Members of the commission denounced the violence, and expressed some frustration that more people aren’t calling for an end to it.
Newly appointed Commissioner William Briggs, attending his first commission meeting, repeatedly asked, “Where is the outrage?” — seemingly directing the question toward activists who regularly condemn police and have called for the department’s defunding.
“Why aren’t they as outraged by the harm that is taking place in our own communities?” Briggs said.
Commissioner Lou Calanche said she was equally concerned, but pushed back on the idea that residents should be expected to lead the charge for change given all the struggles of 2020.
“To ask for them to be outraged? They’re just surviving and hoping that their kids won’t be victims and their kids can graduate and go on to college,” she said.

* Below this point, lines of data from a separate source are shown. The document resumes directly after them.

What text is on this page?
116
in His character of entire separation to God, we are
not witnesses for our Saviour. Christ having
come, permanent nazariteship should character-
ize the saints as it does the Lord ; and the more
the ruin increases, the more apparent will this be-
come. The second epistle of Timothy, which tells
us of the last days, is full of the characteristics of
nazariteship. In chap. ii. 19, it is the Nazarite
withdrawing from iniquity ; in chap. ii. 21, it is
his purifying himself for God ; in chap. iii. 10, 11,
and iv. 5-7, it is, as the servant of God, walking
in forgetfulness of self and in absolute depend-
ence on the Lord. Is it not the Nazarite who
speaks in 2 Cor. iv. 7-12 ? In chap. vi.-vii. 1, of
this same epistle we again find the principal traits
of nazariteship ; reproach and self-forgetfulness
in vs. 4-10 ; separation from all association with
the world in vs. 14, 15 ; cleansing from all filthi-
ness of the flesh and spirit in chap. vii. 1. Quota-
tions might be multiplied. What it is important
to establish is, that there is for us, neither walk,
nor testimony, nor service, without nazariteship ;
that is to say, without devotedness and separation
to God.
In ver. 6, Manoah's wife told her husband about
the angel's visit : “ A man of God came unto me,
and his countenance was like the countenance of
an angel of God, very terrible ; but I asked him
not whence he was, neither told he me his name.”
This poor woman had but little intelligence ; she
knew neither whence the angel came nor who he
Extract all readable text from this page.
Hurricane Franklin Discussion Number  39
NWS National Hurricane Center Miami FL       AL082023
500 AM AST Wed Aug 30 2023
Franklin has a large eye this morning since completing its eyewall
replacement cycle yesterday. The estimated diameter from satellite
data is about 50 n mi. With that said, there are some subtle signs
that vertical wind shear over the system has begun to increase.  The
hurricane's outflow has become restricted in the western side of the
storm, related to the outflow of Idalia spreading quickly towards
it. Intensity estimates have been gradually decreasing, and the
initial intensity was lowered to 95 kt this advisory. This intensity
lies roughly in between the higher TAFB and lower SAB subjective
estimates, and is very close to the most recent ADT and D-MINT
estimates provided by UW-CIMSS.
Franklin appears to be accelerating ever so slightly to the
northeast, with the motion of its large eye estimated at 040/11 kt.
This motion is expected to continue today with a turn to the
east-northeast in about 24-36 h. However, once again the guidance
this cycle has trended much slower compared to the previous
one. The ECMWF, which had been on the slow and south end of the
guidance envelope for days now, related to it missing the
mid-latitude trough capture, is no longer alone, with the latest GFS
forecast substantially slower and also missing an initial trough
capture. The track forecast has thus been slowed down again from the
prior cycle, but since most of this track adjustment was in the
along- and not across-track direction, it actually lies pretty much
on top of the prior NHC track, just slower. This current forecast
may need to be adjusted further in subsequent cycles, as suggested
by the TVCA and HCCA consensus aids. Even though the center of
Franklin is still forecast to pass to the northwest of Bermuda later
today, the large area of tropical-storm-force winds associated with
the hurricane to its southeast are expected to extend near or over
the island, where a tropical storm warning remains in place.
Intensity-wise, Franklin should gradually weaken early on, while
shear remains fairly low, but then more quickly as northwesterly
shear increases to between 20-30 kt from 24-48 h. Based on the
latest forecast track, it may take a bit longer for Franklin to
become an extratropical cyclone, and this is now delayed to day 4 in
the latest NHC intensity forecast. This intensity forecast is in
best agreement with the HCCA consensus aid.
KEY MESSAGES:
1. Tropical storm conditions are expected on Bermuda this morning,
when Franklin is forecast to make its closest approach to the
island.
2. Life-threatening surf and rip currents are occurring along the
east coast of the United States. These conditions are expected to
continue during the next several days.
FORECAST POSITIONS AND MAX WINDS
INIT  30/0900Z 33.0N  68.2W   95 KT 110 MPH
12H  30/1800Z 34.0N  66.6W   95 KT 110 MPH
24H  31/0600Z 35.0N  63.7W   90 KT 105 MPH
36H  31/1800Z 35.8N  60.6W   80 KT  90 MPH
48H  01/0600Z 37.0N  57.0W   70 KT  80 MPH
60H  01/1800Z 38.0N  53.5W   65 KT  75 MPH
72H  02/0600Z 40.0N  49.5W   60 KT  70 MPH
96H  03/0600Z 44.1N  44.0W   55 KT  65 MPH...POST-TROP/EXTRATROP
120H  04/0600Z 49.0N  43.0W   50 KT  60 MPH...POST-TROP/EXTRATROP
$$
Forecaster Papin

Calanche also stressed that policing should not be seen as the entire solution. “I really believe that investing in these communities is a public safety strategy,” she said. “It just can’t be law enforcement responding to these issues.”
In addition to police commanders, the commission heard from Anne Tremblay, who directs the Gang Reduction and Youth Development program in Mayor Eric Garcetti’s office and said intervention workers and other community workers have continued their efforts, with grant funding from her office, to interrupt cycles of violence and reduce shootings — work that LAPD officials and commissioners lauded.
Commission President Eileen Decker said “everyone should be outraged with the rising crime numbers,” and that all of the officials involved in the discussion realized that putting an end to the violence would take a group effort — involving more than just the police.
She said she looked forward to the conversation continuing in coming weeks and months.